QUESTION; I signed a sales agreement for the sale of my home and we said in the agreement that if either of us defaulted the other party would have to pay $1,000 and that would be the limit of our damages.  The Buyer gave me $1,000 hand money.  Another person said they would give me $8,000 more for the property, so I sold it to them and gave the first buyer his $1,000 as we agreed.  He has now sued me saying that there was no consideration for the agreement, since he only got his same $1,000 back.   What does he mean by this?

ANSWER; This sounds like a question on the bar exam.   First, consideration used to be required in all contracts so as to differentiate between a gift and a promise.  I wrote an article about this a few months ago.  That also explains why sometimes you see someone signing a contract for one dollar.  That makes it a contract as opposed to a gift because a gift can be revoked and a contract cannot without breaching the agreement. 

    The agreement for each party to pay a sum certain in case of a breach is known as ‘liquidated damages.’  You usually see this when the parties agree that ascertaining precise damages might be difficult so they agree ahead of time what the damage amount will be.

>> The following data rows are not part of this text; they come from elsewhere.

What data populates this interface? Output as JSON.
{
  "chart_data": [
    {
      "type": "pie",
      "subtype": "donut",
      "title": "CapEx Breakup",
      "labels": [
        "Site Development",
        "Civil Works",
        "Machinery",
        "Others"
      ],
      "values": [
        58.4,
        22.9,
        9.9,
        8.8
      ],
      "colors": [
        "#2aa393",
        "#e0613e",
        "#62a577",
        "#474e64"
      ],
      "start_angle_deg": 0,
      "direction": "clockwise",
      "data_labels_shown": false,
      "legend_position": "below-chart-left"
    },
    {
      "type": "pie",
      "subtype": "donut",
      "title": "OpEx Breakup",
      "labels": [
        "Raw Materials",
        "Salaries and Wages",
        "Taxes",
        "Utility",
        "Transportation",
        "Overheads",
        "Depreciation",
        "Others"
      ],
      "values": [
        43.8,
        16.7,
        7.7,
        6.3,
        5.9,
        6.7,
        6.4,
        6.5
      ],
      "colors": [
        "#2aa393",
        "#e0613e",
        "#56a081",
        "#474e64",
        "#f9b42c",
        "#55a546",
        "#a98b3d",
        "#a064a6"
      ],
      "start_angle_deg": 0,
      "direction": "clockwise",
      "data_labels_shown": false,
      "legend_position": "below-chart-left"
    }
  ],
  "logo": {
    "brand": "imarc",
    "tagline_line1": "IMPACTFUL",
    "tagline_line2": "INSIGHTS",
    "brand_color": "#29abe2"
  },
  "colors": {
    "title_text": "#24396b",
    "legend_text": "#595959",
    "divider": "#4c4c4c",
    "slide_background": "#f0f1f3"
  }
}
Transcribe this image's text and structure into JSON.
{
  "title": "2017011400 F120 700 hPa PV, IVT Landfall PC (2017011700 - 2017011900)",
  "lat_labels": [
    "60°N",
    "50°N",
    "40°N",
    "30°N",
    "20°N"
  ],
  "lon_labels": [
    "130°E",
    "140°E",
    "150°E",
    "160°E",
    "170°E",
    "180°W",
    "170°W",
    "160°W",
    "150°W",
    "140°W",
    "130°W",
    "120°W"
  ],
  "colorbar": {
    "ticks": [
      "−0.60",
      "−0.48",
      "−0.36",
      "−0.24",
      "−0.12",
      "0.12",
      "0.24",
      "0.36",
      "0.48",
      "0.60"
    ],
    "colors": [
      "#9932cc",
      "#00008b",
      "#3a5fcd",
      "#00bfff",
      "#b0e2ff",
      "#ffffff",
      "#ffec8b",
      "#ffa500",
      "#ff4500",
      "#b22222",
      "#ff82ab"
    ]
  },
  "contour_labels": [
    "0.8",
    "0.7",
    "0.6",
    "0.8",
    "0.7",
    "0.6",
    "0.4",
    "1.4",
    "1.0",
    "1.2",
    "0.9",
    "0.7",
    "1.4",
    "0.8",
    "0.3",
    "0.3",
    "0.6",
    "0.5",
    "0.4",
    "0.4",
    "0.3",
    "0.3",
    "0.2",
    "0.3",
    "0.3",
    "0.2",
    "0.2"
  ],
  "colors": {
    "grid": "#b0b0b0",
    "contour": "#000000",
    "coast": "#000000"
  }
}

    Your buyer is saying that there was no consideration so it was not a valid contract because he only got his same $1,000 back.  That is, he still had damages outstanding if he only gets his hand money back.  If a court were to agree with him it would open the door for him to make a claim for any damages he could prove as a result of your breach.   However, you showed me this agreement and as I suspected the agreement begins by stating,

“The parties, intending to be bound agree as follows.”

    This language is important because in 1927 the Pennsylvania legislature passed an act known as the Uniform Written Obligations Act (UWOA) which states in its’ entirety;
“A written release or promise, hereafter made and signed by the person releasing or promising, shall not be invalid or unenforceable for lack of consideration, if the writing also contains an additional express statement, in any form of language, that the signer intends to be legally bound.”

    This explains why in many contracts in Pennsylvania you see the language, “intending to be bound” etc.  This supplies the requirements of consideration in a contract.  This act was drafted by Professor Williston, who has long been regarded as one of the foremost leading experts in contract law and virtually every law student has spent some time reading Williston.  The act does not require any precise language only a statement that the parties intend to be bound.  In the older days a seal of wax was impressed upon documents when consideration was passed.  The UWOA was intended to supplant the formalities of seals and to dispense with the oftentimes confusing and arcane requirements of consideration.  So to attempt to answer your question, I think you have a valid agreement.  The Buyer may only get his original $1,000 back but he could have provided for more in the agreement.  And it is another rule of law that the Court will not look to the sufficiency of consideration and save a party from entering into a bad bargain.  In other words, you are free to make a bad deal.